Hewlett-Packard (HP) has warned laptop VARs and customers it has identified a design flaw in some memory modules that could "cause users to experience serious problems".
The flawed memory modules could potentially result in blue screens, intermittent lock-ups or memory corruption, HP said.
Eight Evo models, four Presarios, the HP Compaq Business Network nx7000 and the Pavilion zt3000 are affected.
The company said it uncovered the memory defect during routine testing of notebook PCs. It stressed that the memory modules are supplied by third parties.
HP promised to launch a voluntary replacement programme for customers who have purchased Compaq or HP notebook PCs with the affected memory modules. It will exchange the devices at no extra cost until the end of the year.
"We are taking immediate steps to notify customers, partners and our employees to rectify the situation as quickly as possible," said Ronald Kasik, director at HP's personal systems group.
"While the probability of occurrence of this issue is low and dependent on the user's environment, we think it's important to notify our partners and customers of this potential problem."
Paul Barlow, managing director of VAR Equiinet, said the announcement would not affect any reseller's reputation, but added that the exchange process was vital.

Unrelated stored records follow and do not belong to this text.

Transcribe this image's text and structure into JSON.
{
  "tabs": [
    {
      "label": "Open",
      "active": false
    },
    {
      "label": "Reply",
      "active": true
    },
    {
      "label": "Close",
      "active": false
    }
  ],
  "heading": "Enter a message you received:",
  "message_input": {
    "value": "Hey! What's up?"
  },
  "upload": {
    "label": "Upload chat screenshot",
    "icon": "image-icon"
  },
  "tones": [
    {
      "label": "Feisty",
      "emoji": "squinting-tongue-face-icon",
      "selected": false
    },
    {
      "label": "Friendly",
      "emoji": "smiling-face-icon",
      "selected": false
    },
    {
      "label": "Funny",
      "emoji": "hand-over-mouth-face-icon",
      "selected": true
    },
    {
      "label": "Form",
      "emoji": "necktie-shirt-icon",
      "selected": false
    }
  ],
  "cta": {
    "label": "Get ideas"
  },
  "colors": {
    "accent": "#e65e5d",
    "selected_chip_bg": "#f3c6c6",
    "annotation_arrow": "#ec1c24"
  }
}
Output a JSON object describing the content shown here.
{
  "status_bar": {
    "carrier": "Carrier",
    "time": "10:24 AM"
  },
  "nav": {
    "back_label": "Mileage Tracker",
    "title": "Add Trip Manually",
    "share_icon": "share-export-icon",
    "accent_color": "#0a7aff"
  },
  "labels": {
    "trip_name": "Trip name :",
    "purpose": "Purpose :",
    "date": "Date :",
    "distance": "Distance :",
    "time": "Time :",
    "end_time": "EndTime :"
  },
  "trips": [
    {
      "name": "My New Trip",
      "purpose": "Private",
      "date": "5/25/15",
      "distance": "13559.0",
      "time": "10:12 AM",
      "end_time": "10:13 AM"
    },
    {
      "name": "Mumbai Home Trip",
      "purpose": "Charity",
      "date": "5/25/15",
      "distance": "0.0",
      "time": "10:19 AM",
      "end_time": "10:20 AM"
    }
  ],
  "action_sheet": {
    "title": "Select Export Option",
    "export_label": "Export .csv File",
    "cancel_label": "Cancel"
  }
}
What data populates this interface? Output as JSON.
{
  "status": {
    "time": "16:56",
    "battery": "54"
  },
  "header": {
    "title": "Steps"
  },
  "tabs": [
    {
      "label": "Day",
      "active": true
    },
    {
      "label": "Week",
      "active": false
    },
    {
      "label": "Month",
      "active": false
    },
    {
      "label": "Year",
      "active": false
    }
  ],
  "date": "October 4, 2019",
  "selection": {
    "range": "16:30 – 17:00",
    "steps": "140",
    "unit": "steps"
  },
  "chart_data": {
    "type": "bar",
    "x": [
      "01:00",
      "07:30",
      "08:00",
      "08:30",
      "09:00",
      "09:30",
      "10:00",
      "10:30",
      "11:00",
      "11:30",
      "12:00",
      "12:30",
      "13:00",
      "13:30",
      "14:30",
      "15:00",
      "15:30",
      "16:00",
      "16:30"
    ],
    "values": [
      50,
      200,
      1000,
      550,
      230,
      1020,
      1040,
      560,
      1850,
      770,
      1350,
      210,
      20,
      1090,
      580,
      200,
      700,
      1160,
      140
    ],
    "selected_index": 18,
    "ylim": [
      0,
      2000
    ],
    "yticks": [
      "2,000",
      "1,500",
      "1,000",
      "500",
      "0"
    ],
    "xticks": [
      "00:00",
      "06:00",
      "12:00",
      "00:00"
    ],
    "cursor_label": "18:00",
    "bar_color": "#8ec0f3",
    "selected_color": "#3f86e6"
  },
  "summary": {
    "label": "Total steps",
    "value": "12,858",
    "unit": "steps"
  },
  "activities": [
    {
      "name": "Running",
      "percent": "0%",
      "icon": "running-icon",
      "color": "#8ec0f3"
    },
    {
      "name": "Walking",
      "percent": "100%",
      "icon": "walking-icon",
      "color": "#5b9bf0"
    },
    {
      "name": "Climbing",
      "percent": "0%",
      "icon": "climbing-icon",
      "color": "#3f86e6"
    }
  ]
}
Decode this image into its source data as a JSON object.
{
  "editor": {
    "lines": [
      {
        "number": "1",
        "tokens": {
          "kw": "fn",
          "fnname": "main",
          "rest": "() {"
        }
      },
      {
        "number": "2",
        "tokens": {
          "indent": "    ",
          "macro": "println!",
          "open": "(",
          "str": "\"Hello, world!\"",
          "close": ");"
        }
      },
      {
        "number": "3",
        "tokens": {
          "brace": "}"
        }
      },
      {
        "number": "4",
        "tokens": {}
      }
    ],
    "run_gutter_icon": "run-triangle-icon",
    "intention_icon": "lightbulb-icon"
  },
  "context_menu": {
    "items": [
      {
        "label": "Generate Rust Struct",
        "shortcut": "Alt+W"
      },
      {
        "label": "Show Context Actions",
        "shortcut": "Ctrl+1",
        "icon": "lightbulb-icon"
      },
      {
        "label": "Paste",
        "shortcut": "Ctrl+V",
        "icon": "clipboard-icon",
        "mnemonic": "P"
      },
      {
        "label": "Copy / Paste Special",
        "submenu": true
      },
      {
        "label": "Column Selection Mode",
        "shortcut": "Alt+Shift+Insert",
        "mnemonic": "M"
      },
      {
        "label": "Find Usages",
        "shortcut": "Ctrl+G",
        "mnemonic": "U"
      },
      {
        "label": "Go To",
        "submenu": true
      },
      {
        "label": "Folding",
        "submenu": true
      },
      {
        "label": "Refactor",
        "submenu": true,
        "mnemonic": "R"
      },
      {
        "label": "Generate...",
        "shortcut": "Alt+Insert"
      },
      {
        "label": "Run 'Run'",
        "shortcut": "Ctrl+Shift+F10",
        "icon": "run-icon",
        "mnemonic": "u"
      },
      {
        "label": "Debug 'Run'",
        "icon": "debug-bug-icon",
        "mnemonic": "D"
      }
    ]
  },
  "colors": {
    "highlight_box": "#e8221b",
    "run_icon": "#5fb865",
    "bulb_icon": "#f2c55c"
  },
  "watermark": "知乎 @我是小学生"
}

"It is crucial that the replacement programme is organised and smoothly executed," he said. "Customers will recognise this as HP having a problem, but trying to do something about it. It is good that HP has put its hand up rather than skirting the issue."
Rob Enderle, principal analyst at the Enderle Group, agreed. "When an industry problem like this occurs, vendors often gamble and hope the user won't realise it isn't a virus or the generic 'software problem' that has become an industry default," he said.
"HP is one of the few companies that takes customer needs seriously and has the tools to identify and rectify the problems in a timely fashion."